Hi guys, any more movement on this?

Is this something we will just live with by adding contextWrite(Function.identity()) or is it a bug?

Thanks

chemicL commented 1 year ago

@davidmelia we brainstormed on this and the course of action is that we intend do handle this in reactor-core: https://github.com/reactor/reactor-core/issues/3478. Once this work is ready, depending on whether other projects need to do anything special, we'll create more issues. https://github.com/reactor/reactor-core/issues/3468 contains the current roadmap for the context-propagation effort related to the Hooks.enableAutomaticContextPropagation feature.

bclozel commented 1 year ago

I'm closing this issue in favor of the reactor issues listed above. We'll reopen this if something needs to be done here.

agorbachenko commented 1 year ago

So .tap() is a workaround to restore context in the case of .releaseBody():

.exchangeToMono(response -> response.releaseBody()
                .tap(contextView -> new DefaultSignalListener<>() {
                })

I have tried this but with no success: cc @chemicL

One way to do it would be to implement the restoration in reactor-netty. Another would be to wrap the result with a contextWrite(Function.identity()) in spring-framework codebase, e.g. here: https://github.com/spring-projects/spring-framework/blob/main/spring-web/src/main/java/org/springframework/http/client/reactive/ReactorClientHttpConnector.java#L119.
chemicL commented 1 year ago

@agorbachenko I don't have the context about what you are doing in your application around this code. Please create a minimal reproducer and I can try to offer my help via the Micrometer Slack, where this conversation started.

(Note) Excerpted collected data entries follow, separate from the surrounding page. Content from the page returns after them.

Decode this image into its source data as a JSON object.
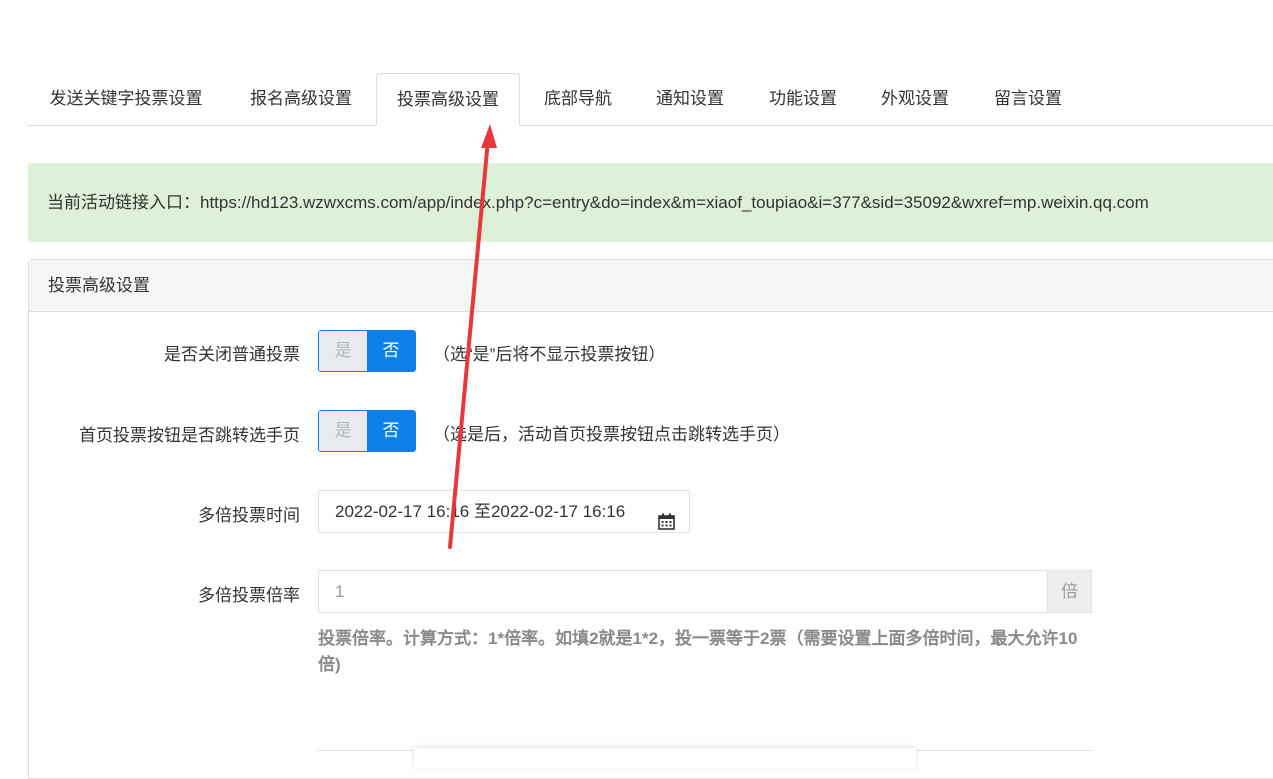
{
  "tabs": [
    {
      "label": "发送关键字投票设置",
      "active": false
    },
    {
      "label": "报名高级设置",
      "active": false
    },
    {
      "label": "投票高级设置",
      "active": true
    },
    {
      "label": "底部导航",
      "active": false
    },
    {
      "label": "通知设置",
      "active": false
    },
    {
      "label": "功能设置",
      "active": false
    },
    {
      "label": "外观设置",
      "active": false
    },
    {
      "label": "留言设置",
      "active": false
    }
  ],
  "alert": {
    "text": "当前活动链接入口：https://hd123.wzwxcms.com/app/index.php?c=entry&do=index&m=xiaof_toupiao&i=377&sid=35092&wxref=mp.weixin.qq.com"
  },
  "panel": {
    "title": "投票高级设置",
    "fields": {
      "close_vote": {
        "label": "是否关闭普通投票",
        "yes": "是",
        "no": "否",
        "selected": "否",
        "hint": "（选“是”后将不显示投票按钮）"
      },
      "jump_select": {
        "label": "首页投票按钮是否跳转选手页",
        "yes": "是",
        "no": "否",
        "selected": "否",
        "hint": "（选是后，活动首页投票按钮点击跳转选手页）"
      },
      "multi_time": {
        "label": "多倍投票时间",
        "value": "2022-02-17 16:16 至2022-02-17 16:16",
        "icon": "calendar-icon"
      },
      "multi_rate": {
        "label": "多倍投票倍率",
        "value": "1",
        "addon": "倍",
        "help": "投票倍率。计算方式：1*倍率。如填2就是1*2，投一票等于2票（需要设置上面多倍时间，最大允许10倍)"
      }
    }
  },
  "colors": {
    "accent": "#0c7fe8",
    "alert_bg": "#dff0d8",
    "annotation_arrow": "#e8383d"
  }
}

Using tap the way you did is not the same as contextWrite(Function.identity()). However, where I tested it, it does the job for my scenario (tap is also a barrier for Context, as this operator can alter it). The flow can depend on the surrounding operators, so let's have a concrete example to discuss.

chemicL commented 10 months ago

For those coming to this issue, reactor-core 3.6.0 brings a solution to it. The problem is described in our blog post.